Y ahora me viene a la mente los discursos paternalistas de nuestros políticos, las palmaditas de consuelo que nos suelen dar tras acontecimientos fatídicos y nada alentadores en nuestro país. Ayer publiqué en un tuit: “Los pueblos, al igual que los hombres, se contentan con palabras. Casi invariablemente les basta con las apariencias; no piden nada más”….
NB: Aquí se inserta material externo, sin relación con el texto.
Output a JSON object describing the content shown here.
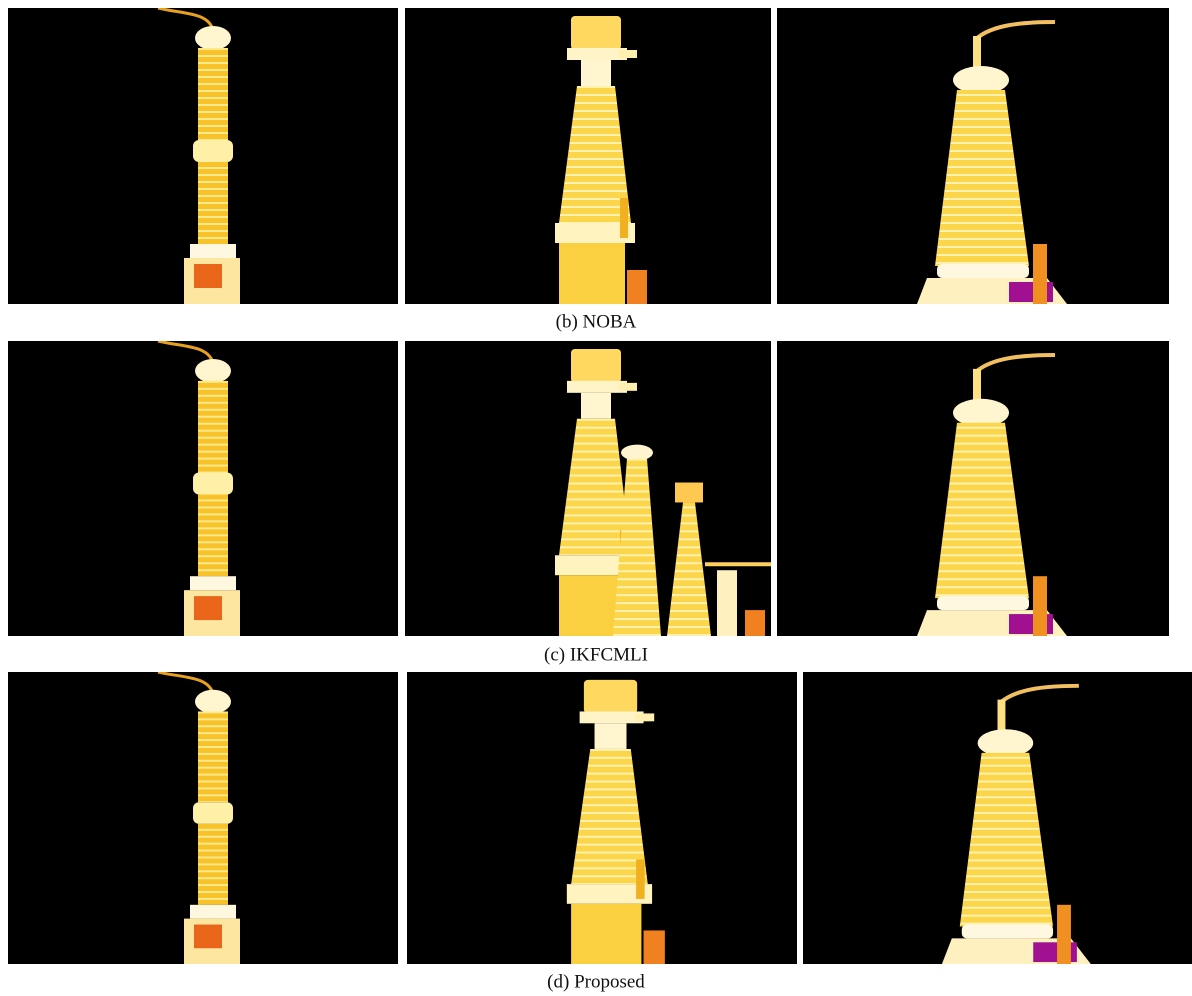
{
  "figure": {
    "rows": [
      {
        "caption": "(b) NOBA"
      },
      {
        "caption": "(c) IKFCMLI"
      },
      {
        "caption": "(d) Proposed"
      }
    ]
  }
}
Vivo en el Estado de México, y unas cuantas veces fui funcionario de casilla. Con apenas cumplidos los 18 años, por aquellos tiempos recuerdo que mis elecciones estaban basadas en muy poco conocimiento político, nunca me cuestioné mi voto, pues para mí todo lo que me sonara a oposición era como una secta de Malditos Zombies que nos atacaría y dejarían en la miseria. “Si las historias para niños fueran de lectura obligatoria para los adultos, seríamos capaces de aprender lo que llevamos tanto tiempo enseñando”.
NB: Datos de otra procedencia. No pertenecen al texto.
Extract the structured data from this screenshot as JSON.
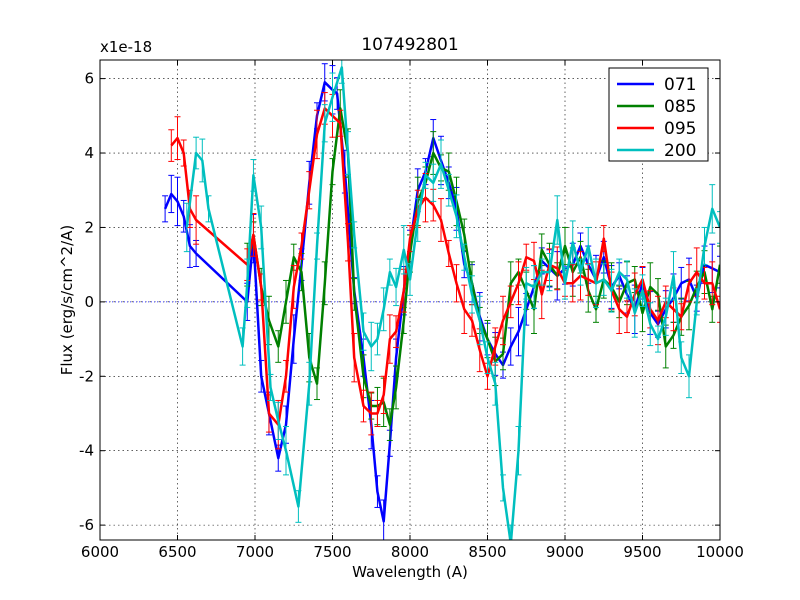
{
  "chart_data": {
    "type": "line",
    "title": "107492801",
    "xlabel": "Wavelength (A)",
    "ylabel": "Flux (erg/s/cm^2/A)",
    "offset_text": "x1e-18",
    "xlim": [
      6000,
      10000
    ],
    "ylim": [
      -6.4,
      6.5
    ],
    "grid": true,
    "legend_position": "top-right",
    "xticks": [
      6000,
      6500,
      7000,
      7500,
      8000,
      8500,
      9000,
      9500,
      10000
    ],
    "xtick_labels": [
      "6000",
      "6500",
      "7000",
      "7500",
      "8000",
      "8500",
      "9000",
      "9500",
      "10000"
    ],
    "yticks": [
      -6,
      -4,
      -2,
      0,
      2,
      4,
      6
    ],
    "ytick_labels": [
      "-6",
      "-4",
      "-2",
      "0",
      "2",
      "4",
      "6"
    ],
    "series": [
      {
        "name": "071",
        "color": "#0000ff",
        "x": [
          6420,
          6460,
          6500,
          6540,
          6580,
          6620,
          6950,
          6990,
          7040,
          7090,
          7150,
          7200,
          7250,
          7300,
          7350,
          7400,
          7450,
          7500,
          7530,
          7580,
          7640,
          7700,
          7750,
          7790,
          7830,
          7870,
          7910,
          7960,
          8000,
          8050,
          8100,
          8150,
          8200,
          8250,
          8300,
          8350,
          8400,
          8450,
          8500,
          8550,
          8600,
          8650,
          8700,
          8750,
          8800,
          8850,
          8900,
          8950,
          9000,
          9050,
          9100,
          9150,
          9200,
          9250,
          9300,
          9350,
          9400,
          9450,
          9500,
          9550,
          9600,
          9650,
          9700,
          9750,
          9800,
          9850,
          9900,
          9950,
          10000
        ],
        "y": [
          2.5,
          2.9,
          2.7,
          2.3,
          1.5,
          1.3,
          0.0,
          1.7,
          -2.0,
          -3.0,
          -4.2,
          -3.3,
          -1.0,
          1.0,
          3.2,
          5.0,
          5.9,
          5.7,
          5.6,
          3.5,
          0.3,
          -1.5,
          -3.3,
          -5.1,
          -5.9,
          -3.8,
          -1.5,
          0.3,
          1.5,
          3.0,
          3.5,
          4.4,
          3.8,
          3.2,
          2.5,
          1.0,
          0.5,
          -0.4,
          -1.0,
          -1.4,
          -1.7,
          -1.2,
          -0.8,
          -0.2,
          0.4,
          1.1,
          0.9,
          0.7,
          0.9,
          1.0,
          1.5,
          1.0,
          0.6,
          1.2,
          0.4,
          0.7,
          0.2,
          -0.2,
          0.5,
          -0.3,
          -0.6,
          -0.2,
          0.1,
          0.5,
          0.6,
          0.1,
          1.0,
          0.9,
          0.8
        ]
      },
      {
        "name": "085",
        "color": "#008000",
        "x": [
          6950,
          6990,
          7040,
          7090,
          7150,
          7200,
          7250,
          7300,
          7350,
          7400,
          7450,
          7500,
          7550,
          7600,
          7640,
          7700,
          7750,
          7790,
          7830,
          7870,
          7910,
          7960,
          8000,
          8050,
          8100,
          8150,
          8200,
          8250,
          8300,
          8350,
          8400,
          8450,
          8500,
          8550,
          8600,
          8650,
          8700,
          8750,
          8800,
          8850,
          8900,
          8950,
          9000,
          9050,
          9100,
          9150,
          9200,
          9250,
          9300,
          9350,
          9400,
          9450,
          9500,
          9550,
          9600,
          9650,
          9700,
          9750,
          9800,
          9850,
          9900,
          9950,
          10000
        ],
        "y": [
          1.0,
          1.8,
          0.4,
          -0.5,
          -1.2,
          0.0,
          1.2,
          0.8,
          -1.5,
          -2.2,
          0.5,
          3.5,
          5.2,
          4.0,
          0.2,
          -2.0,
          -2.8,
          -2.8,
          -2.7,
          -3.3,
          -2.3,
          -0.5,
          1.3,
          2.7,
          3.2,
          4.0,
          3.6,
          3.5,
          2.7,
          1.8,
          0.5,
          -0.5,
          -1.0,
          -1.6,
          -1.4,
          0.5,
          0.8,
          0.3,
          -0.2,
          1.4,
          1.0,
          0.7,
          1.5,
          0.8,
          1.2,
          0.3,
          -0.2,
          0.6,
          0.4,
          0.0,
          0.5,
          0.6,
          -0.3,
          0.4,
          0.2,
          -1.2,
          -0.9,
          -0.4,
          -0.1,
          0.4,
          0.8,
          -0.2,
          1.0
        ]
      },
      {
        "name": "095",
        "color": "#ff0000",
        "x": [
          6460,
          6500,
          6540,
          6580,
          6620,
          6950,
          6990,
          7040,
          7090,
          7150,
          7200,
          7250,
          7300,
          7350,
          7400,
          7450,
          7500,
          7550,
          7600,
          7640,
          7700,
          7750,
          7790,
          7830,
          7870,
          7910,
          7960,
          8000,
          8050,
          8100,
          8150,
          8200,
          8250,
          8300,
          8350,
          8400,
          8450,
          8500,
          8550,
          8600,
          8650,
          8700,
          8750,
          8800,
          8850,
          8900,
          8950,
          9000,
          9050,
          9100,
          9150,
          9200,
          9250,
          9300,
          9350,
          9400,
          9450,
          9500,
          9550,
          9600,
          9650,
          9700,
          9750,
          9800,
          9850,
          9900,
          9950,
          10000
        ],
        "y": [
          4.2,
          4.4,
          4.0,
          2.5,
          2.2,
          1.0,
          1.8,
          0.4,
          -3.0,
          -3.3,
          -2.0,
          0.4,
          1.5,
          3.0,
          4.5,
          5.2,
          5.0,
          4.8,
          1.6,
          -1.5,
          -2.8,
          -3.0,
          -3.0,
          -2.5,
          -1.0,
          -0.8,
          0.3,
          1.7,
          2.5,
          2.8,
          2.6,
          2.2,
          1.3,
          0.5,
          -0.2,
          -0.5,
          -1.3,
          -2.0,
          -1.2,
          -0.5,
          0.0,
          0.5,
          1.2,
          1.1,
          0.2,
          1.0,
          0.9,
          0.5,
          0.5,
          0.7,
          0.6,
          0.5,
          1.7,
          0.3,
          -0.2,
          -0.4,
          0.2,
          0.6,
          -0.2,
          -0.5,
          0.0,
          -0.2,
          -0.4,
          0.5,
          0.8,
          0.5,
          0.5,
          -0.2
        ]
      },
      {
        "name": "200",
        "color": "#00bfbf",
        "x": [
          6560,
          6620,
          6660,
          6700,
          6920,
          6950,
          6990,
          7040,
          7100,
          7150,
          7200,
          7280,
          7350,
          7400,
          7450,
          7500,
          7560,
          7600,
          7640,
          7700,
          7750,
          7790,
          7830,
          7870,
          7910,
          7960,
          8000,
          8050,
          8100,
          8150,
          8200,
          8250,
          8300,
          8350,
          8400,
          8450,
          8500,
          8550,
          8600,
          8650,
          8700,
          8750,
          8800,
          8850,
          8900,
          8950,
          9000,
          9050,
          9100,
          9150,
          9200,
          9250,
          9300,
          9350,
          9400,
          9450,
          9500,
          9550,
          9600,
          9650,
          9700,
          9750,
          9800,
          9850,
          9900,
          9950,
          10000
        ],
        "y": [
          2.0,
          4.0,
          3.8,
          2.5,
          -1.2,
          0.5,
          3.4,
          2.0,
          -2.3,
          -3.2,
          -4.0,
          -5.5,
          -2.2,
          1.5,
          4.8,
          5.5,
          6.3,
          4.0,
          1.8,
          -0.8,
          -1.2,
          -1.0,
          -0.2,
          0.8,
          0.4,
          1.4,
          0.6,
          2.2,
          3.4,
          3.2,
          3.7,
          3.0,
          2.3,
          1.2,
          0.2,
          -0.5,
          -1.5,
          -2.2,
          -5.0,
          -6.5,
          -4.0,
          0.5,
          0.4,
          0.8,
          0.8,
          2.2,
          0.5,
          1.6,
          0.8,
          1.5,
          0.5,
          0.6,
          0.3,
          0.8,
          0.6,
          -0.3,
          0.3,
          -0.6,
          -1.0,
          -0.4,
          0.7,
          -1.5,
          -2.0,
          0.0,
          1.5,
          2.5,
          2.0
        ]
      }
    ]
  }
}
Nuestros políticos son unos de estos “malos” que mercadológicamente están llenos de buena intención, pero solo en apariencia.  Ellos se consideran a sí mismos como los mejores amigos del pueblo, con discursos en donde hablan de sus fantasías heroicas futuristas. Ilusoriamente nos prometen ir por el mundo ayudando a los débiles, arreglando injusticias y salvando a las princesas que han tenido la mala suerte de ser raptadas por algún malvado brujo (¡oh perdón! De pronto me ubique dentro de un cuento de hadas).
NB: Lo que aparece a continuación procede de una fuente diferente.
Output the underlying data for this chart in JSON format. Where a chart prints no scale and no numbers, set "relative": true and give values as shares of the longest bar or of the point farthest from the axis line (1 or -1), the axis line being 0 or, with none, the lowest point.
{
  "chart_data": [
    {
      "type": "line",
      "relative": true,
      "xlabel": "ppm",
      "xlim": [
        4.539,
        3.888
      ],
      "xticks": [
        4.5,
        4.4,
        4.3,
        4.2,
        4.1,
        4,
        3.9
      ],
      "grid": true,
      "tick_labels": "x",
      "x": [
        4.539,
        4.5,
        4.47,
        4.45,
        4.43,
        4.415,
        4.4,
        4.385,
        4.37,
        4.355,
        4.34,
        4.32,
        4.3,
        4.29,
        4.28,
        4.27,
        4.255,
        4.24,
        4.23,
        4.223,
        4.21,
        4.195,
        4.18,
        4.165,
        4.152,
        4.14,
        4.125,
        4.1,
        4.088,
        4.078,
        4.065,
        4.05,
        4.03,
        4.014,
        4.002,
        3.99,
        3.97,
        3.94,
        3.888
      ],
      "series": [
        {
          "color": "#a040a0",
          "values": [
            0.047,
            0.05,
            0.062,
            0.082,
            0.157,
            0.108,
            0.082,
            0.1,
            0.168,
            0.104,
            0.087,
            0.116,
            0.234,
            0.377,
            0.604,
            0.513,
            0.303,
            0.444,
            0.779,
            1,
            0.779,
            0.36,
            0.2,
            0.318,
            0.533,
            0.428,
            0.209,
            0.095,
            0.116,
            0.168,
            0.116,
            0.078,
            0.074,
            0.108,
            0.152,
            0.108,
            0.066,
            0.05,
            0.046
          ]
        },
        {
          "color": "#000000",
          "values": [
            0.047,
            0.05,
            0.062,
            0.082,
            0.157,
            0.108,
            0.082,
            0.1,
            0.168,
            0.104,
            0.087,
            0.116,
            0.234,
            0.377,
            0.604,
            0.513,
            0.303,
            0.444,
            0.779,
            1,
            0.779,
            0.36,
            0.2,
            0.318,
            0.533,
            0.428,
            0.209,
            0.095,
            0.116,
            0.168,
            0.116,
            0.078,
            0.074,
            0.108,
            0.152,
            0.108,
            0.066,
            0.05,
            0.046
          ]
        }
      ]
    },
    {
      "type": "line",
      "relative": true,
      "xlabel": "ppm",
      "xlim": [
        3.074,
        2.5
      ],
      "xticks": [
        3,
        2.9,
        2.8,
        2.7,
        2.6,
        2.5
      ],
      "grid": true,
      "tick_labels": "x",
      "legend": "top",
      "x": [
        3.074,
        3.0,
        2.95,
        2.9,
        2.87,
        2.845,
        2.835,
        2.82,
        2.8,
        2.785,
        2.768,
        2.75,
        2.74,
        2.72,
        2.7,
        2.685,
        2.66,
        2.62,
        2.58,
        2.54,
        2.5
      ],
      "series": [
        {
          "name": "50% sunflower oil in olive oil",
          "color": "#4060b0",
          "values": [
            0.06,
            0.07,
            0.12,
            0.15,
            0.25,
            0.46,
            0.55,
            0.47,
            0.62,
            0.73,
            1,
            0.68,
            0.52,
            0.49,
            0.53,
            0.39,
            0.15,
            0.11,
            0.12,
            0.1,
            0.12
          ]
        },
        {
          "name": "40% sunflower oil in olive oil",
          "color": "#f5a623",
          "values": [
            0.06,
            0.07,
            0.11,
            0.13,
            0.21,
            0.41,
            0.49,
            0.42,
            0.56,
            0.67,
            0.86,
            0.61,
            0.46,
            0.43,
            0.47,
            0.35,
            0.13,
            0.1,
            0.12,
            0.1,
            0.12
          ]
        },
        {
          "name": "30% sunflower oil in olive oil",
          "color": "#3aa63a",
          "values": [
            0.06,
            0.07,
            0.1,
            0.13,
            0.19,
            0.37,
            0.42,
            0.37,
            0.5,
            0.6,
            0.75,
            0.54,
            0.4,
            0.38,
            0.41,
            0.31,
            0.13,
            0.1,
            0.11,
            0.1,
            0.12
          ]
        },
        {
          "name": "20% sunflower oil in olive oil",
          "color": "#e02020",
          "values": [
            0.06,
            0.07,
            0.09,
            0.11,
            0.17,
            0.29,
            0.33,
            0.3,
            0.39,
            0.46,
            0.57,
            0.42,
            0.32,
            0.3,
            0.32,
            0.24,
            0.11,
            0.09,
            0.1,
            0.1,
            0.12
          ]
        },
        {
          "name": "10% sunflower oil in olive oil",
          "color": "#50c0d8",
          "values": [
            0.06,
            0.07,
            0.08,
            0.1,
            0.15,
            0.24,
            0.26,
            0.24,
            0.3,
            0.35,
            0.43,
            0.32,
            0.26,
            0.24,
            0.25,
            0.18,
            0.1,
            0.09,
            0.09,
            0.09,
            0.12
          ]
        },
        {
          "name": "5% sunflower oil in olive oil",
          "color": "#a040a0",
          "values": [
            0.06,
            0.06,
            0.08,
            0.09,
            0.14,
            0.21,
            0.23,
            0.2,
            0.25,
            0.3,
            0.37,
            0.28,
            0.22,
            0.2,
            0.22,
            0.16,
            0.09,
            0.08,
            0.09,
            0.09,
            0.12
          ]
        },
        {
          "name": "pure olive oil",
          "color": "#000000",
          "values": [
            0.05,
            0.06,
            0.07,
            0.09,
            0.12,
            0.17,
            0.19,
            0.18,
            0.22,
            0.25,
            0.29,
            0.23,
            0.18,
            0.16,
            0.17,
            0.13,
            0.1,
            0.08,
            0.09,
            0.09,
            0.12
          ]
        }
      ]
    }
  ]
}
Claro que no toda la culpa se la llevan ellos, sino aquellos que votan creyendo en éstas ilusiones que nada tienen que ver con la realidad. Hoy en día y a través de las redes sociales, todo el mundo (¡ash! ya me he dicho 2,000 veces que debo dejar de ser exagerada) se ríe del aspecto chungo de los candidatos a gobernar nuestros estados. Ya no hay brujos, ni princesas, ni… bueno, injusticias todavía hay, eso no se puede negar, pero si no sabe arreglarlas la policía seguro que tampoco las enmienda ningún “Goberneitor”.

De modo que ahí tenemos a los ganadores. ¡Ay, madre mía!

No me toca más que chutarme las imágenes en la televisión de alguno de ésos vencedores, empuñando su lanza…(¡ups! bueno no)…haciendo uso del micrófono para promulgar su mensaje a todas las personas de buena voluntad, diciendo: “Que cada hombre debe luchar por lo que considera justo y ayudar a quienes ve en peligro aunque todo el mundo se ría de él y aunque se lleve una buena paliza de vez en cuando”. (si te suena este discurso, ¡!créeme!! es mera coincidencia).

Lo que necesitamos de verdad no son gobernadores que nos salven de nuestra mísera o maldita situación política-social, sino hombres de verdad honestos a quién podamos imitar. En cierto modo, somos imitadores de quien nos rige: hombres disfrazados cuyo propósito no es luchar contra magos y otros malandrines, sino obtener puestos desde los cuales satisfacer deseos propios.

Mantenernos en nuestra locura ilusoria en la cual y de la cual en algún momento estaremos despiertos, no sé cuando ni cómo. Hoy no, por supuesto. Pero quizá algún día.

Ya saben que de esos tiempos llamados prehistóricos no nos han quedado testimonios escritos: la historia comienza para nosotros cuando alguien “escribe” su historia. Así que la pregunta queda en el aire: ¿Cuándo México?, ¿Cuándo? ¿Cuándo cambiaremos nuestra historia?. Será cuando empecemos a dejar de votar…por los malos o por los malditos.